Assuming that your network are not saturated (contrary to what you're stating in the question), you should be tuning your link to deal with the (comparatively) high bandwidth delay product like Andrew mentioned. (The articles referenced at that link include some info on what to tweak, when, and why.)


If in fact your network links ARE saturated (moving the maximum amount of data they can) the only solution is to add more bandwidth (either more fiber trunks between the two sites, paying another carrier for transit to offload some of the peak period traffic, or if you're using "dedicated" links paying for a higher CIR/adding more circuits to the loop).


How can you tell the difference?
Well, if starting more streams gets you more speed you haven't saturated your link. You're probably getting hit by the relatively long round-trip time from the US to Europe (as compared to the round-trip time on a local network).
(There's a point of diminishing returns here as the overhead for more TCP connections will eventually cause other bottlenecks to show up.)

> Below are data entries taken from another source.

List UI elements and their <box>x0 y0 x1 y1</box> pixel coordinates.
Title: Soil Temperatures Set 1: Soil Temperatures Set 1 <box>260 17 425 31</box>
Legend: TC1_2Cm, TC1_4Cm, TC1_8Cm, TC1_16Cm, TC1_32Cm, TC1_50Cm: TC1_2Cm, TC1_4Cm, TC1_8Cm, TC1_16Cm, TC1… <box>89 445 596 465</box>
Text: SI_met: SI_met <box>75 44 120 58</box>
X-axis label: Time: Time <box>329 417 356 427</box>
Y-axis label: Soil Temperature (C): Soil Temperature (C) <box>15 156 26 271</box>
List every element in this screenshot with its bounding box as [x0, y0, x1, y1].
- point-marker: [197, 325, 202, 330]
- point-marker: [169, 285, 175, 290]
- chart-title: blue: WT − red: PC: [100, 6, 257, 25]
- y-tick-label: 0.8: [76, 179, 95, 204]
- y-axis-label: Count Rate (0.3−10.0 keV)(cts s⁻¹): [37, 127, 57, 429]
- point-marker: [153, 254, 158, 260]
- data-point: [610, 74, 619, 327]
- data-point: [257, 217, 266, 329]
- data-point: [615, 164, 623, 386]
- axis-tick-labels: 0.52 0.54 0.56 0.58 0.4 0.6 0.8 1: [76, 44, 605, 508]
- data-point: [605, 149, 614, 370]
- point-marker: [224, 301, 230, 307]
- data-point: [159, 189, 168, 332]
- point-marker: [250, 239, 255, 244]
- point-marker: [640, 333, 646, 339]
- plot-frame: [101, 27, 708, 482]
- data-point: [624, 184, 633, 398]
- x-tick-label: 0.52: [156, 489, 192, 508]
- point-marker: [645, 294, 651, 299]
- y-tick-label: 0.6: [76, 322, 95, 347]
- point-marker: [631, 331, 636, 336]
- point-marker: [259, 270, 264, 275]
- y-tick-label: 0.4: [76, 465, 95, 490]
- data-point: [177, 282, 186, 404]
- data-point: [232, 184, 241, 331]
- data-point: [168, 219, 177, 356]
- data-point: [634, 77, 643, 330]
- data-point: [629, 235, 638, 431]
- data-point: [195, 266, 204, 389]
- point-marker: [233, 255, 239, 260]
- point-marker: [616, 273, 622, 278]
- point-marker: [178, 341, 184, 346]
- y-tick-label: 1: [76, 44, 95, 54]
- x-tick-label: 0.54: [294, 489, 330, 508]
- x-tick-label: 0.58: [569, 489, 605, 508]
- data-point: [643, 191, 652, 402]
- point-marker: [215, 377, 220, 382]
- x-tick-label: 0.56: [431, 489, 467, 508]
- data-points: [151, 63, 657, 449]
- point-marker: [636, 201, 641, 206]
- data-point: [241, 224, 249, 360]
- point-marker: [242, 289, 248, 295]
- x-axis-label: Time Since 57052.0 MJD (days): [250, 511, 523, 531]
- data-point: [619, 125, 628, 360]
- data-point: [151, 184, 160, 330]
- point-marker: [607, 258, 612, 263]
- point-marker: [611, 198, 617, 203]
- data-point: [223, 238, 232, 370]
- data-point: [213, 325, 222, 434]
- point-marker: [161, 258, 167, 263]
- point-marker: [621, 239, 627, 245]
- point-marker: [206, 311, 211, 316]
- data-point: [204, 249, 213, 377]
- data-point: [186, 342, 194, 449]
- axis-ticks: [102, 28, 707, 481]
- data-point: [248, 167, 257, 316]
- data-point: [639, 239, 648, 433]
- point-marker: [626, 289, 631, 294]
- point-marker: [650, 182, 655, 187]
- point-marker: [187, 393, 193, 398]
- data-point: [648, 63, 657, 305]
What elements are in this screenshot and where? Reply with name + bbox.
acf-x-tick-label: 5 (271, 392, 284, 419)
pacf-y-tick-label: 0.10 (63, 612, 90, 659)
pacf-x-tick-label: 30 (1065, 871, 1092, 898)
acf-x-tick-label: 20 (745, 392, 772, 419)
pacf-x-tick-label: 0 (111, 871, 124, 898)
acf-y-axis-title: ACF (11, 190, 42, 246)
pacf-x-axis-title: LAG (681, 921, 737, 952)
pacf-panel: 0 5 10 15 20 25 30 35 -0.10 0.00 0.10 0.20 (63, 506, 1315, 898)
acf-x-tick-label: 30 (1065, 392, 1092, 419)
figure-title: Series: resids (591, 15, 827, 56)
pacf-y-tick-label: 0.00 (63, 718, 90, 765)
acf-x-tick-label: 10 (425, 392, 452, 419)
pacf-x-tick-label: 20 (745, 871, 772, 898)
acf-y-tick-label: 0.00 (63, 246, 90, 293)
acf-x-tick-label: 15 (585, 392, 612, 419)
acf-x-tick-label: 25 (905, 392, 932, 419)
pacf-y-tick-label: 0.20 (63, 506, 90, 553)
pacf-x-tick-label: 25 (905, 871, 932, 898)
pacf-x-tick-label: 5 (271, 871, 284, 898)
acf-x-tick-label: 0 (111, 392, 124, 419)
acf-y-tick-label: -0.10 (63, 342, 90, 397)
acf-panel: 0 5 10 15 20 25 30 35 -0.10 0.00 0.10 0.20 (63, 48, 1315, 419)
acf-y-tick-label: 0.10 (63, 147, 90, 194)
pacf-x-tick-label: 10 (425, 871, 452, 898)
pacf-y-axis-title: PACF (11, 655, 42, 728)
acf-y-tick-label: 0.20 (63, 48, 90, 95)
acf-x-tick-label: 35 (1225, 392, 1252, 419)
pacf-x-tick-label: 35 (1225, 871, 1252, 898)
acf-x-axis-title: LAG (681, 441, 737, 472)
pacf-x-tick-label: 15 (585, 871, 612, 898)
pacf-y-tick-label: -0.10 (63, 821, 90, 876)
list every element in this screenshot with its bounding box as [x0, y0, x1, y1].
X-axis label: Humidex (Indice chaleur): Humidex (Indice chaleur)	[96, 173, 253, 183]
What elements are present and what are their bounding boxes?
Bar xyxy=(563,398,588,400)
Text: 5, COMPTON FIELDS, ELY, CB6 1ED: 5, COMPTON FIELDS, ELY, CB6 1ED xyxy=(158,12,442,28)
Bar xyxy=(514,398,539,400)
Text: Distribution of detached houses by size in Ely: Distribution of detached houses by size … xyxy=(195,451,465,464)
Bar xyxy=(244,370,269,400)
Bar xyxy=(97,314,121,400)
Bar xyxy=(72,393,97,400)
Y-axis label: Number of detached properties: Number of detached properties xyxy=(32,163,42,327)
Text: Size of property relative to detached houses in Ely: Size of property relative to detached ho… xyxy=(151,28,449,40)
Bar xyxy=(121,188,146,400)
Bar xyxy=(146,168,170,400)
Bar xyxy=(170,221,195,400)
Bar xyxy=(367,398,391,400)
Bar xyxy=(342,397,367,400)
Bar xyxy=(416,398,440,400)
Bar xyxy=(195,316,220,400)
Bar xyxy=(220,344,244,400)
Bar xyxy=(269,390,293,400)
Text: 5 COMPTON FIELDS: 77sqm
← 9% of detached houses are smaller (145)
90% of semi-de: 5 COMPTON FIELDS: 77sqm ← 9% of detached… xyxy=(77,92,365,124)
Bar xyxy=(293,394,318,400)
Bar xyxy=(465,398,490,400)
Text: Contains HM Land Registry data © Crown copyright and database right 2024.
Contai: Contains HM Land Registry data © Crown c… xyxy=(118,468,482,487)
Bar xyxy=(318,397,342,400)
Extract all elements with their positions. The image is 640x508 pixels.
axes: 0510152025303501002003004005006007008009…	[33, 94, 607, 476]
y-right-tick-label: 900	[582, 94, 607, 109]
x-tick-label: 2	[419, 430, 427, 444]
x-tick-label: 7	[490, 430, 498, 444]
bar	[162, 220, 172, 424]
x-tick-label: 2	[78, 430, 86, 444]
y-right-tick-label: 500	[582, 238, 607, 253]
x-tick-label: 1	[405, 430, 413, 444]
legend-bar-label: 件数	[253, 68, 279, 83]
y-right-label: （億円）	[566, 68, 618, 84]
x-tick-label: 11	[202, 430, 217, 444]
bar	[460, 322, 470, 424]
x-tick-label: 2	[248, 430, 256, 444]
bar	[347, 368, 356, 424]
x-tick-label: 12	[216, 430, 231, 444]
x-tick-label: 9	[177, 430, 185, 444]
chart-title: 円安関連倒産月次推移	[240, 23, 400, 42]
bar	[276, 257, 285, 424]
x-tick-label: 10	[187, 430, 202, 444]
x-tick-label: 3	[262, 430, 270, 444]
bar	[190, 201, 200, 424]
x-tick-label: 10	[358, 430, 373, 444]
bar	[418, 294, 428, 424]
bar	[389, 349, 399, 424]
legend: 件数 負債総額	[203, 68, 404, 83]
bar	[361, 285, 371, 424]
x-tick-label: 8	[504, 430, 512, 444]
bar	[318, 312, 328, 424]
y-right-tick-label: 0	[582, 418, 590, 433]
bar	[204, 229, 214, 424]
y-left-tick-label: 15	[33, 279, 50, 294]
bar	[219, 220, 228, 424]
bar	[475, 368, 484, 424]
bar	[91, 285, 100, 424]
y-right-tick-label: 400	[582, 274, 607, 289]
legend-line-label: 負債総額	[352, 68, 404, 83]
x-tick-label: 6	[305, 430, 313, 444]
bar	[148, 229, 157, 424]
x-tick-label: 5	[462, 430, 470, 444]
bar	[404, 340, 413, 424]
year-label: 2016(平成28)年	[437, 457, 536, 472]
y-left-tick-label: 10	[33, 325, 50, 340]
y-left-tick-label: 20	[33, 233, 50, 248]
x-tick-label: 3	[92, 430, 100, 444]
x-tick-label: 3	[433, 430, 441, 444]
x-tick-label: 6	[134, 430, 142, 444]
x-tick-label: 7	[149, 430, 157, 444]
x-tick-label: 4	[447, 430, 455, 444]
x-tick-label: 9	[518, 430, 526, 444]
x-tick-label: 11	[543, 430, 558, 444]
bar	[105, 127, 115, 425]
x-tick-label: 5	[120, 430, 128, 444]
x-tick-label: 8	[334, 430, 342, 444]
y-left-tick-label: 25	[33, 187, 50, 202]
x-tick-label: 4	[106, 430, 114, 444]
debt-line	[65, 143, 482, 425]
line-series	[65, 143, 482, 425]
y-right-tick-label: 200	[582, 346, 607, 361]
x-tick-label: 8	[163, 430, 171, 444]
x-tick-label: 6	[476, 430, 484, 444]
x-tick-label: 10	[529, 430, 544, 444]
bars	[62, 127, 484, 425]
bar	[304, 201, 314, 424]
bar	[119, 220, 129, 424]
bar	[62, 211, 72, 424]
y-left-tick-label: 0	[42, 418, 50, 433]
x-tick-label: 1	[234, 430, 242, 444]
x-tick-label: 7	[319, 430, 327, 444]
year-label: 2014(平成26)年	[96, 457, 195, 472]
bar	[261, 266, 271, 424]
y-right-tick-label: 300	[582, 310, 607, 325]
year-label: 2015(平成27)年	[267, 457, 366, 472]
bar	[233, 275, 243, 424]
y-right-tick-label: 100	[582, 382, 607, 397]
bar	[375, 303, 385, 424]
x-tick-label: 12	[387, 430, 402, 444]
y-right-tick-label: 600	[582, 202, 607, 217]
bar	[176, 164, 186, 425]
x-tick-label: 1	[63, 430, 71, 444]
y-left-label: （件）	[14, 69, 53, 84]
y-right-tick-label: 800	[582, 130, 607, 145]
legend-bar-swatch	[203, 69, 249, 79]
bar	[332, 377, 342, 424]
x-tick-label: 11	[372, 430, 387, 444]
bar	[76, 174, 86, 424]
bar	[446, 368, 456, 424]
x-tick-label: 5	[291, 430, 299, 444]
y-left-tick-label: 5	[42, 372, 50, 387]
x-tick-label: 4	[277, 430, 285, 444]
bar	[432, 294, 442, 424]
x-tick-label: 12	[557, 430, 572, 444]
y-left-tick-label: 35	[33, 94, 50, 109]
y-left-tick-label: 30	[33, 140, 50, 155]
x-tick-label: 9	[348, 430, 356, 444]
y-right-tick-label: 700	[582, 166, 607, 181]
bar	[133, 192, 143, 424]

If adding more streams provides no net increase in speed (two streams run at half the net speed of one) your link is saturated, and you need to add bandwidth to improve performance.


Other stuff to consider

You should seek to minimize the data being pushed over the pipe, using rsync or similar protocols if appropriate (rsync works best with small-ish change sets to large-ish collections of data).

Never underestimate the bandwidth of a FedEx overnight package with a couple of hard disks in it. Especially for initial syncs.